La Grande Mela riscopre lo spirito dell’11 settembre
Simona Siri
NEW YORK. La frase che si sente ripetere più spesso – dai giornalisti presenti sulla scena, da quelli in studio, dai comuni cittadini – è questa: «Abbiamo visto molti eroi, questa mattina». È il commento alle immagini girate col cellulare da un testimone oculare che era in metropolitana, in cui si vedono perfetti sconosciuti che, in una situazione di panico, con il fumo ancora denso che esce dalla carrozza, si fermano ad aiutare i feriti. Chi usa la giacca per fermare il sangue, chi presta la spalla per appoggiarsi, chi si ferma anche solo per una parola di conforto. C’è chi scappa, certo, ma c’è anche chi corre nella direzione opposta, per portare aiuto. Scene di straordinario coraggio che subito rimandano a quelle altrettanto drammatiche dell’11 settembre, con le persone ricoperte di detriti e immerse nel fumo che vagano in una New York City ferita, ma anche straordinariamente resiliente e unita, empatica, solidale.
Quello che è davvero successo a Brooklyn martedì mattina non è chiaro, probabile che non sia neanche terrorismo, ma una cosa è sicura: il trauma è sempre lì, pronto a riaffacciarsi in una città che, da quel giorno di settembre 2001, si sente vulnerabile, oggi forse più che mai. Non importa quali siano le motivazioni dell’uomo che ha sparato, se sia un lupo solitario, un nuovo Unabomber, uno squilibrato in cerca di vendetta. La paura è la stessa, così come è lo stesso il nastro giallo che delimita la scena del crimine, le sirene delle ambulanze, gli elicotteri che girano sopra Manhattan, i cani anti bomba e l’aumento di polizia ovunque. Anche gli studenti delle scuole in “sheltering in place” ovvero bloccati dentro, con il divieto di uscire fino a quando la situazione non si sarà normalizzata.
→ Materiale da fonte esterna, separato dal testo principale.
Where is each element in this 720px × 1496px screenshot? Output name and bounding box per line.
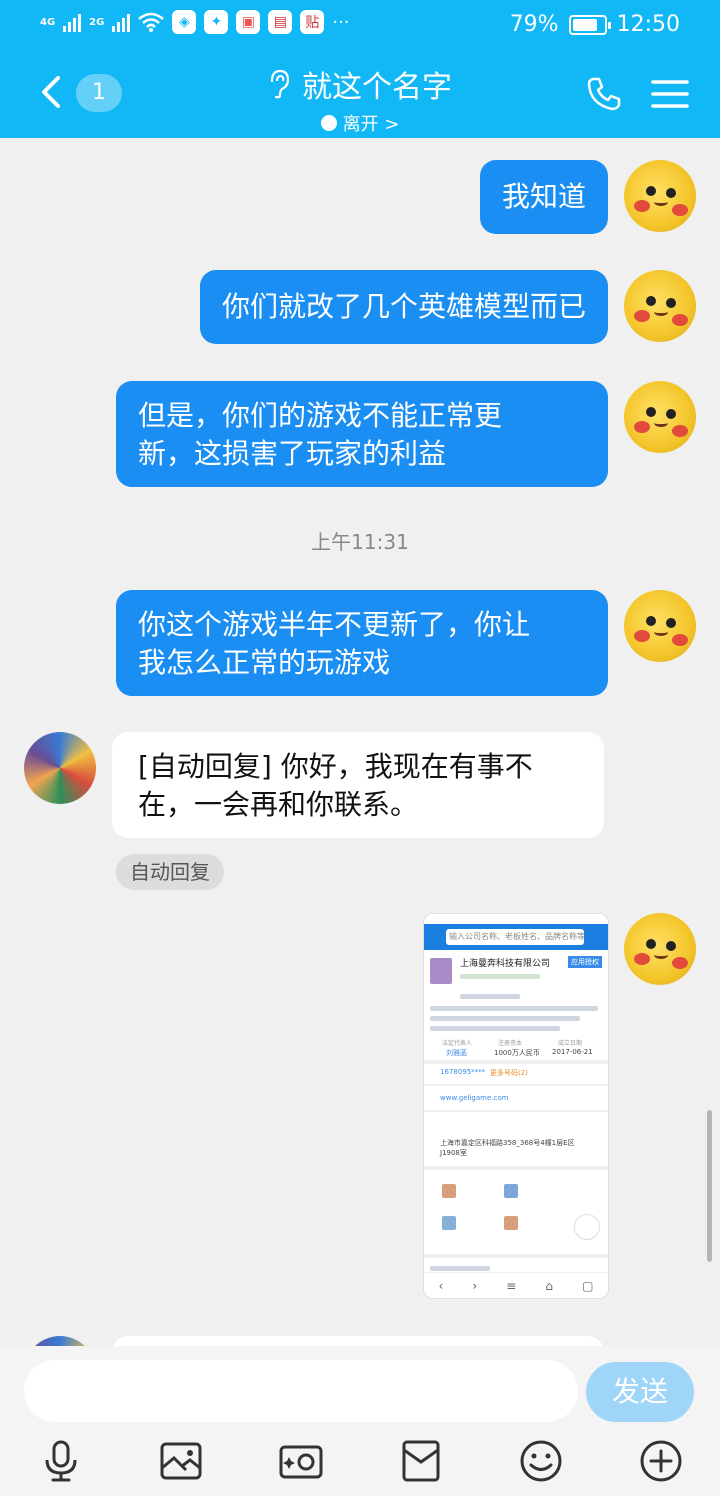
wifi-icon (138, 12, 165, 32)
chat-header: 4G 2G ◈ ✦ ▣ ▤ 贴 ··· 79% 12:50 1 就这个名字 离开… (0, 0, 720, 138)
bulb-notification-icon: ✦ (204, 10, 229, 34)
message-bubble[interactable]: 你们就改了几个英雄模型而已 (199, 270, 608, 344)
image-message[interactable]: 输入公司名称、老板姓名、品牌名称等 上海曼奔科技有限公司 应用授权 法定代表人 … (423, 913, 609, 1299)
status-right: 79% 12:50 (510, 12, 680, 37)
message-text: 我知道 (501, 180, 586, 213)
presence-text: 离开 > (342, 114, 400, 135)
scrollbar[interactable] (707, 1110, 712, 1262)
image-search-text: 输入公司名称、老板姓名、品牌名称等 (449, 932, 585, 941)
book-notification-icon: ▤ (268, 10, 293, 34)
image-icon[interactable] (156, 1436, 206, 1486)
auto-reply-tag: 自动回复 (116, 854, 224, 890)
image-date-label: 成立日期 (558, 1040, 583, 1047)
my-avatar[interactable] (624, 913, 696, 985)
presence-status[interactable]: 离开 > (320, 110, 400, 136)
message-text: 你们就改了几个英雄模型而已 (221, 290, 586, 323)
ear-icon (270, 69, 290, 99)
message-line: 我怎么正常的玩游戏 (138, 646, 391, 679)
app-notification-icon: ◈ (172, 10, 197, 34)
status-left: 4G 2G ◈ ✦ ▣ ▤ 贴 ··· (40, 10, 350, 34)
red-packet-icon[interactable] (396, 1436, 446, 1486)
menu-icon[interactable] (650, 74, 690, 114)
chat-title: 就这个名字 (302, 70, 452, 105)
message-line: 但是，你们的游戏不能正常更 (138, 399, 503, 432)
clock: 12:50 (616, 12, 680, 37)
emoji-icon[interactable] (516, 1436, 566, 1486)
plus-icon[interactable] (636, 1436, 686, 1486)
image-scroll-top-button (574, 1214, 600, 1240)
message-line: 新，这损害了玩家的利益 (138, 437, 447, 470)
tieba-notification-icon: 贴 (300, 10, 325, 34)
image-company-name: 上海曼奔科技有限公司 (460, 959, 551, 969)
image-rep: 刘雅菡 (446, 1049, 467, 1057)
my-avatar[interactable] (624, 590, 696, 662)
back-arrow-icon[interactable] (36, 72, 66, 112)
message-bubble[interactable]: 你这个游戏半年不更新了，你让 我怎么正常的玩游戏 (116, 590, 608, 696)
image-button: 应用授权 (568, 956, 602, 968)
message-line: 你这个游戏半年不更新了，你让 (138, 608, 531, 641)
presence-row: 离开 > (200, 106, 520, 136)
image-address: 上海市嘉定区科福路358_368号4幢1层E区J1908室 (440, 1139, 575, 1157)
message-input[interactable] (24, 1360, 578, 1422)
contact-avatar[interactable] (24, 732, 96, 804)
image-status-bar (424, 914, 608, 922)
image-capital: 1000万人民币 (494, 1049, 540, 1057)
message-line: 在，一会再和你联系。 (138, 788, 419, 821)
network-type-2: 2G (89, 16, 105, 28)
battery-fill (572, 18, 597, 31)
message-bubble[interactable]: 我知道 (479, 160, 608, 234)
mic-icon[interactable] (36, 1436, 86, 1486)
send-button[interactable]: 发送 (586, 1362, 694, 1422)
battery-icon (568, 14, 611, 35)
image-phone: 1678095**** (440, 1068, 486, 1076)
image-website: www.geligame.com (440, 1094, 509, 1102)
message-list[interactable]: 我知道 你们就改了几个英雄模型而已 但是，你们的游戏不能正常更 新，这损害了玩家… (0, 138, 720, 1346)
chat-title-area[interactable]: 就这个名字 离开 > (200, 62, 520, 136)
unread-badge[interactable]: 1 (76, 74, 122, 112)
phone-icon[interactable] (584, 74, 624, 114)
message-line: [自动回复] 你好，我现在有事不 (138, 750, 533, 783)
message-bubble-partial[interactable] (112, 1336, 604, 1346)
contact-avatar[interactable] (24, 1336, 96, 1346)
image-phone-more: 更多号码(2) (490, 1069, 528, 1077)
signal-icon-2 (112, 12, 131, 32)
image-rep-label: 法定代表人 (442, 1040, 473, 1047)
image-nav-bar: ‹ › ≡ ⌂ ▢ (424, 1272, 608, 1298)
composer: 发送 (0, 1346, 720, 1496)
image-capital-label: 注册资本 (498, 1040, 523, 1047)
my-avatar[interactable] (624, 160, 696, 232)
image-date: 2017-06-21 (552, 1048, 593, 1056)
my-avatar[interactable] (624, 381, 696, 453)
image-search-bar: 输入公司名称、老板姓名、品牌名称等 (424, 924, 608, 950)
image-company-logo (430, 958, 452, 984)
signal-icon (63, 12, 82, 32)
message-timestamp: 上午11:31 (311, 530, 409, 554)
my-avatar[interactable] (624, 270, 696, 342)
camera-icon[interactable] (276, 1436, 326, 1486)
more-notifications-icon: ··· (332, 11, 350, 33)
message-bubble[interactable]: 但是，你们的游戏不能正常更 新，这损害了玩家的利益 (116, 381, 608, 487)
battery-percent: 79% (509, 12, 559, 37)
away-clock-icon (320, 115, 337, 131)
status-bar: 4G 2G ◈ ✦ ▣ ▤ 贴 ··· 79% 12:50 (0, 0, 720, 50)
chat-title-row: 就这个名字 (268, 62, 452, 106)
app-notification-icon: ▣ (236, 10, 261, 34)
message-bubble[interactable]: [自动回复] 你好，我现在有事不 在，一会再和你联系。 (112, 732, 604, 838)
network-type-1: 4G (40, 16, 56, 28)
L’ultima volta era successo a fine ottobre 2017: otto persone uccise e undici ferite da un pazzo che con un furgoncino a noleggio si era lanciato a tutta velocità sulla pista ciclabile che corre lungo l’Hudson River, nella parte più bassa di Manhattan. All’epoca l’attentatore era stato preso subito, ferito dalla polizia dopo che era andato a sbattere contro un pulmino della scuola, era sceso e aveva incominciato a correre urlando “Allahu akbar”, Dio è grande in arabo. Sayfullo Saipo, questo il nome, aveva 29 anni ed era parte dell’Isis. Un nemico conosciuto e riconoscibile, quindi. Forse più rassicurante del nemico generico e senza volto che sta attanagliando la città. Esclusa l’ipotesi terrorismo, rimane infatti il perché. «È la tempesta perfetta – ha detto il giornalista Dean Meminger a NY1 – quella dove il problema della violenza da armi da fuoco si scontra con il problema della sicurezza in metropolitana». Ovvero i due grandi temi che il neo sindaco Eric Adams – assente dalla scena perché positivo al Covid – è stato chiamato a risolvere. Una volta anima e fiume vitale della città che non dorme mai, il sistema della metropolitana non si è più ripreso dal calo dei passeggeri avvenuto fisiologicamente durante la pandemia. Anzi, l’aumento della criminalità e del disordine continua a scoraggiare i cittadini a usarla come mezzo di trasporto preferito. Nel 2021, i tassi di criminalità violenta in metropolitana per milione di passeggeri nei giorni feriali sono aumentati su quasi tutte le linee rispetto al 2019, prima della pandemia. Gli assalti sono aumentati del 25%. Il picco di criminalità è continuato anche dopo che il sindaco Adams ha presentato a gennaio un piano per inviare centinaia di agenti di pattuglia stradale a ispezionare regolarmente le stazioni della metropolitana e per ridistribuire impiegati nei lavori d’ufficio sui treni. A gennaio e febbraio, le aggressioni sono aumentate del 10% rispetto allo stesso periodo dell’anno scorso e a inizio gennaio una donna era morta, spinta sotto il treno da un senzatetto subito arrestato.